O jogo




Fazia sol na manhã daquela sexta-feira 23 de fevereiro de 1996. E se soubesse que iria me recordar dela com tanto distanciamento, teria aproveitado mais para observar os detalhes. Recordo do cheiro da palha aquecida do som que os meus pés faziam, quando caminhava no chão seco e esfarelado. Embora perceba que tudo é fruto de momentos singulares, àquela sexta-feira estava acentuada de algum elemento mais forte.
Na região em que vivia, o calor deixara os dias com cores bastante vivas, ao mesmo tempo exalava uma brisa que se assemelhava a uma nuvem, capaz de sugar as energias daqueles que não estão acostumados. Mas no céu, não havia nada além da imensidão azul. O ambiente competia com o meu corpo, numa briga sem vencedores.
Os meus passos lentos ilustrava a brisa quente impulsionando o meu corpo para frente. Percebia o que havia ao meu redor e antes que eu pudesse me prender a um detalhe banal, no meio da uma praça barrenta, visualizei uma mesa de cartas. Por curiosidade, ou talvez por proteção, me aproximei das cartas. Quem sabe quisesse jogar ou adivinhar o futuro. Estando à deriva, não se percebe a gravidade das escolhas.
Sem nada a apostar, comecei a analisar o jogo pronto que estava diante dos meus olhos. Aceitei ficar com um bolo de cartas, sem questionar. Do outro lado, com a cabeça para cima, apoiada numa árvore, havia alguém disposto a jogar. Alguém completamente novo, que supostamente aparecera durante os intervalos entre os dias ou simplesmente num piscar de olhos. Nunca sabemos ao certo como essas pessoas surgem.

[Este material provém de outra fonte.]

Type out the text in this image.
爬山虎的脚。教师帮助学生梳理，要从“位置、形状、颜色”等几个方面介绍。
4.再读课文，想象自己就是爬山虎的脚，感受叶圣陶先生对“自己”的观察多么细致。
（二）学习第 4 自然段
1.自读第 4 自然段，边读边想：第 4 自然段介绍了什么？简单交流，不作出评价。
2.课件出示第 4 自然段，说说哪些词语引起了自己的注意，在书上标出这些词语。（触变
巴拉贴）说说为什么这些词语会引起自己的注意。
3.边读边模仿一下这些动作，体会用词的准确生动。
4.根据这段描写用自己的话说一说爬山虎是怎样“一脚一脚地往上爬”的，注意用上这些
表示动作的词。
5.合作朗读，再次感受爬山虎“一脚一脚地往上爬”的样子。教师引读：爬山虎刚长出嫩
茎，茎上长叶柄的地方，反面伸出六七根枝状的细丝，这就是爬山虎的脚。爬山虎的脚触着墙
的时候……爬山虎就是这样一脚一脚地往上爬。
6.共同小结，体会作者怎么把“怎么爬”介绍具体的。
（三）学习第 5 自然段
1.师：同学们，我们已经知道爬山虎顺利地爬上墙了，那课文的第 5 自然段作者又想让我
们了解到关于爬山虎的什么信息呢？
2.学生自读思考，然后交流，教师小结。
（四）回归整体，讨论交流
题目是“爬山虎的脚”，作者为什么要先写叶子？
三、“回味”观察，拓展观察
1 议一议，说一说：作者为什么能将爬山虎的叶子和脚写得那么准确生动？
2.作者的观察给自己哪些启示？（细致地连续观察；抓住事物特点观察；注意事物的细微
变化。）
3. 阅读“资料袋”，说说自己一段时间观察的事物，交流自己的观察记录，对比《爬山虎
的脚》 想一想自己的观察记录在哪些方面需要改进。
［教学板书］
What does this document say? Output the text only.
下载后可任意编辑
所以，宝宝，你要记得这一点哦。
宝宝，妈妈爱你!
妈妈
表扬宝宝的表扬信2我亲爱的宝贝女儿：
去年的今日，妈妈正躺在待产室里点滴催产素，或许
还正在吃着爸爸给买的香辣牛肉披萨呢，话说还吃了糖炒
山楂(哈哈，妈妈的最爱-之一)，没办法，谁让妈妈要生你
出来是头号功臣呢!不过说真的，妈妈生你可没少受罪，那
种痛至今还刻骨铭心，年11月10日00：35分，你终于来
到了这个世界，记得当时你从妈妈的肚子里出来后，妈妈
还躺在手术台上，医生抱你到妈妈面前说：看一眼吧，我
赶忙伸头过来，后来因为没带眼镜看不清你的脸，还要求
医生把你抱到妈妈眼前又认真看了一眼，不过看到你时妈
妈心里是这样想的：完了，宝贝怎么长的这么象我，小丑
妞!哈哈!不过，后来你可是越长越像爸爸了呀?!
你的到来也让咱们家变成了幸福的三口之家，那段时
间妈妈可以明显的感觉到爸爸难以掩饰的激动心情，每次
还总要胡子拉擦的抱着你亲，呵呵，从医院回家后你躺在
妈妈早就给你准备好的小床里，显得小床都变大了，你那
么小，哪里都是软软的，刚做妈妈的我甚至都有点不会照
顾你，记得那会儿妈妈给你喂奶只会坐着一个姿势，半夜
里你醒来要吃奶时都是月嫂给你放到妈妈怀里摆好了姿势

Sem ideias de como funcionavam as regras do novo jogo, ou talvez velho, não sabia se corria riscos e o que estava em jogo para ganhar. Ingenuamente, considerei como um momento oportuno para tampar o vazio do tédio, da sexta-feira quente. Não havia tantas intenções de minha parte e nem sei se aspirava à vitória. Estava a beira da ingenuidade ao experimentar o novo.
Momentos depois comecei a jogar. Timidamente e talvez conscientemente, não sei o momento exato em que tudo começou. Porém, sinto que me envolvi ao ponto de perder o controle das minhas jogadas e estratégias. Do outro lado da mesa, havia uma expressão tênue e indiferente, diante de cada nova carta depositada sob a mesa. O silêncio predominou. Ouvia-se apenas o som dos pássaros, do vento balançando as folhas e o barulho da caminhada de outras pessoas sob o mesmo chão esfarelado.
O dia foi mudando de cor e o jogo parecia estar só começando. Já havia tantas cartas na mesa, numa completa e complexa exposição, que me fizera pensar em parar de jogar. Talvez estivesse sendo avisado de que em um jogo o cansaço físico e mental também chegam. Isso e muitas outras coisas, que levam a formação de um perdedor. Desdobrava-me em todas as jogadas e a exposição só aumentava. Do outro lado, a mesma expressão e a mesma indiferença. Parecia não se importar com a minha grande exposição. Com o suor que pingava sob a mesa.
Chegou um momento em que já não queria mais jogar, por sentir a gravidade na pele, e que tudo merecia um rápido fim. Sentia-me incomodado com a exposição demasiada diante de alguém desconhecido. Como não havia apostado nada e como estava dentro de um jogo, senti que não poderia subitamente parar. No entanto, pensei que devia haver uma saída. Tinha que existir. Então decidi reunir um pouco da força que restava e joguei as últimas cartas no ar. Levantei daquela mesa com um ar diferente, não de vencido, nem de cansado tampouco de vencedor, mas da indiferença adquirida.
Não sei se ganhei algo, não sei se perdi. Só sinto que deste jogo não saíram vencedores, tampouco jogadores ávidos. Talvez só tenha saído perdedores. Já que perdi tempo me concentrado nas cartas e deixei o cansaço de cada jogada interferir em meu desempenho. Mas também ganhei a indiferença, que me impulsionou a sair do jogo. Você ficou com algo meu e eu fiquei com algo seu. Não sei se a troca foi justa, porque estava à deriva dos próprios sentimentos e vida.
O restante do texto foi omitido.